Все это безотчетно исповедуемое «языческое» раскольничество – отпадение от культа общепризнанных добродетелей и обретение телесного первородства, всецело вытесняющего духовную деятельность, – в «Постороннем» даже не столько высказано, сколько подсказано всей его атмосферой, самой языковой тканью. Писательское открытие Камю вообще не в круге принесенных им с собой идей – с легкой руки Ницше идеология разобществленной «дионисийской» личности уже давно носилась в воздухе западной культуры, а незадолго до Камю во Франции этому поветрию отдали, каждый по-своему, немалую дань и Андре Жид, и Жан Жионо, и другие. В «Постороннем» найдена особая техника рассказа, позволившая сделать фактом художественной словесности мировоззренческие веяния, которые до того провозглашались, в частности, и в сочинениях, вышедших из-под пера писателей, но гораздо реже столь законченно воплощались в структуре самого текста.

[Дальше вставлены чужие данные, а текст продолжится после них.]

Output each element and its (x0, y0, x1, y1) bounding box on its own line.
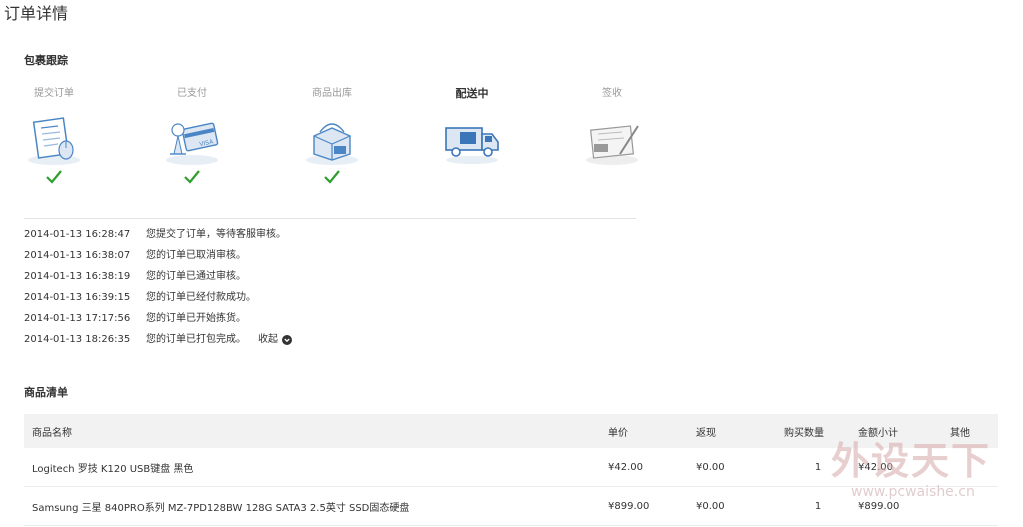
column-header-price: 单价 (608, 427, 628, 439)
log-time: 2014-01-13 16:39:15 (24, 292, 131, 303)
log-entry: 2014-01-13 16:38:19 您的订单已通过审核。 (24, 266, 644, 287)
product-qty: 1 (814, 461, 822, 473)
page-title: 订单详情 (4, 4, 69, 23)
step-label: 提交订单 (34, 88, 74, 99)
product-rebate: ¥0.00 (696, 500, 725, 512)
collapse-label: 收起 (258, 334, 278, 345)
chevron-down-circle-icon (282, 334, 292, 345)
product-rebate: ¥0.00 (696, 461, 725, 473)
log-message: 您的订单已通过审核。 (146, 271, 246, 282)
log-message: 您的订单已开始拣货。 (146, 313, 246, 324)
log-entry: 2014-01-13 16:38:07 您的订单已取消审核。 (24, 245, 644, 266)
step-signed: 签收 (572, 86, 652, 166)
column-header-total: 金额小计 (858, 427, 898, 439)
product-total: ¥899.00 (858, 500, 900, 512)
log-message: 您的订单已经付款成功。 (146, 292, 256, 303)
progress-steps: 提交订单 已支付 VISA 商品出库 配送中 签收 (0, 86, 660, 206)
product-price: ¥899.00 (608, 500, 650, 512)
log-time: 2014-01-13 18:26:35 (24, 334, 131, 345)
log-entry: 2014-01-13 18:26:35 您的订单已打包完成。 收起 (24, 329, 644, 350)
product-table-header: 商品名称 单价 返现 购买数量 金额小计 其他 (24, 414, 998, 448)
step-delivering: 配送中 (432, 86, 512, 166)
divider (24, 218, 636, 219)
step-paid: 已支付 VISA (152, 86, 232, 184)
product-name[interactable]: Logitech 罗技 K120 USB键盘 黑色 (32, 448, 193, 486)
column-header-name: 商品名称 (32, 427, 72, 439)
product-price: ¥42.00 (608, 461, 643, 473)
log-message: 您的订单已取消审核。 (146, 250, 246, 261)
log-entry: 2014-01-13 16:28:47 您提交了订单，等待客服审核。 (24, 224, 644, 245)
check-icon (324, 170, 340, 184)
step-label: 已支付 (177, 88, 207, 99)
collapse-button[interactable]: 收起 (258, 329, 292, 350)
package-box-icon (306, 123, 358, 165)
tracking-section-title: 包裹跟踪 (24, 54, 68, 67)
payment-card-icon: VISA (166, 122, 219, 165)
log-entry: 2014-01-13 17:17:56 您的订单已开始拣货。 (24, 308, 644, 329)
product-total: ¥42.00 (858, 461, 893, 473)
column-header-rebate: 返现 (696, 427, 716, 439)
step-out-of-warehouse: 商品出库 (292, 86, 372, 184)
signature-document-icon (586, 125, 639, 165)
log-message: 您的订单已打包完成。 (146, 334, 246, 345)
table-row: Samsung 三星 840PRO系列 MZ-7PD128BW 128G SAT… (24, 487, 998, 526)
order-form-icon (28, 117, 80, 165)
step-label: 配送中 (455, 87, 489, 100)
log-time: 2014-01-13 17:17:56 (24, 313, 131, 324)
column-header-qty: 购买数量 (784, 427, 824, 439)
products-section-title: 商品清单 (24, 386, 68, 399)
step-label: 签收 (602, 88, 622, 99)
column-header-other: 其他 (950, 427, 970, 439)
check-icon (46, 170, 62, 184)
log-entry: 2014-01-13 16:39:15 您的订单已经付款成功。 (24, 287, 644, 308)
step-submit-order: 提交订单 (14, 86, 94, 184)
log-time: 2014-01-13 16:28:47 (24, 229, 131, 240)
log-time: 2014-01-13 16:38:19 (24, 271, 131, 282)
step-label: 商品出库 (312, 88, 352, 99)
product-qty: 1 (814, 500, 822, 512)
check-icon (184, 170, 200, 184)
product-name[interactable]: Samsung 三星 840PRO系列 MZ-7PD128BW 128G SAT… (32, 487, 409, 525)
log-message: 您提交了订单，等待客服审核。 (146, 229, 286, 240)
tracking-log: 2014-01-13 16:28:47 您提交了订单，等待客服审核。 2014-… (24, 224, 644, 350)
log-time: 2014-01-13 16:38:07 (24, 250, 131, 261)
table-row: Logitech 罗技 K120 USB键盘 黑色 ¥42.00 ¥0.00 1… (24, 448, 998, 487)
delivery-truck-icon (445, 127, 499, 164)
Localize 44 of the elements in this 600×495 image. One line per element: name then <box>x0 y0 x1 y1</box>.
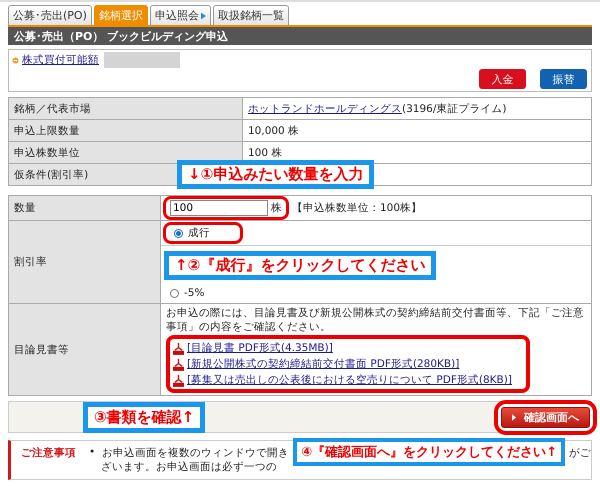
row-label: 申込上限数量 <box>9 120 243 142</box>
note-text: お申込画面を複数のウィンドウで開き <box>102 446 290 460</box>
note-text: がご <box>569 447 592 459</box>
unit-label: 株 <box>271 201 282 215</box>
document-link[interactable]: [目論見書 PDF形式(4.35MB)] <box>187 341 333 355</box>
buying-power-link[interactable]: 株式買付可能額 <box>22 53 99 67</box>
notes-title: ご注意事項 <box>20 446 77 460</box>
bullet: • <box>89 446 96 460</box>
option-label: -5% <box>184 287 204 299</box>
stock-link[interactable]: ホットランドホールディングス <box>248 102 402 116</box>
note-text: ざいます。お申込画面は必ず一つの <box>101 460 277 474</box>
tab[interactable]: 公募･売出(PO) <box>8 5 92 25</box>
callout: ③書類を確認↑ <box>83 402 206 432</box>
row-value: 100 株 <box>248 146 282 160</box>
row-value: (3196/東証プライム) <box>402 102 506 116</box>
option-label: 成行 <box>188 226 210 240</box>
document-link[interactable]: [新規公開株式の契約締結前交付書面 PDF形式(280KB)] <box>187 357 460 371</box>
pdf-icon <box>173 358 184 370</box>
tab[interactable]: 申込照会 <box>150 5 211 25</box>
pdf-icon <box>173 374 184 386</box>
confirm-button[interactable]: 確認画面へ <box>501 406 590 428</box>
account-button[interactable]: 振替 <box>540 69 587 89</box>
row-label: 割引率 <box>9 221 161 304</box>
page-header: 公募･売出（PO） ブックビルディング申込 <box>8 25 592 45</box>
row-label: 目論見書等 <box>9 304 161 396</box>
row-label: 銘柄／代表市場 <box>9 98 243 120</box>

Уже весьма чтимый Камю Андре Жид, поборник эстетски окрашенного «бунта» против замешенного на христианских добродетелях благонравия, намечая как раз линию, в конце концов приведшую к «Постороннему», упорно размышлял о возможном преломлении этих установок непосредственно в самой манере воспринимать и рисовать мир. Жид мечтал об «освобождении от тяжелых цепей логики», славил блаженство тех минут, когда мысль отключается и мы «перестаем думать», настаивал на том, что «знание, не предваренное ощущениями, совершенно бесполезно»[35]. Он представлял себе душу человеческую как «пучок переживаний, устремлений, впечатлений, скрепленных, вероятно, одной только физиологией»[36], но никак не работой ума. Для него «непосредственное чувство никогда не подводит… ошибки возникают вместе с суждением»[37]. Однако повествователь в книгах самого Жида всегда слишком образован и интеллектуально развит, слишком склонен к психологическому самоанализу и пропитан книжной культурой, чтобы от подобных «заявок» перейти к чему-то бóльшему, чем они сами, отыскав соответствующий строй мышления и письма. Камю же, передав слово человеку немудрящему, умственно вялому, сумел запечатлеть облик его сознания прежде всего в облике его стиля.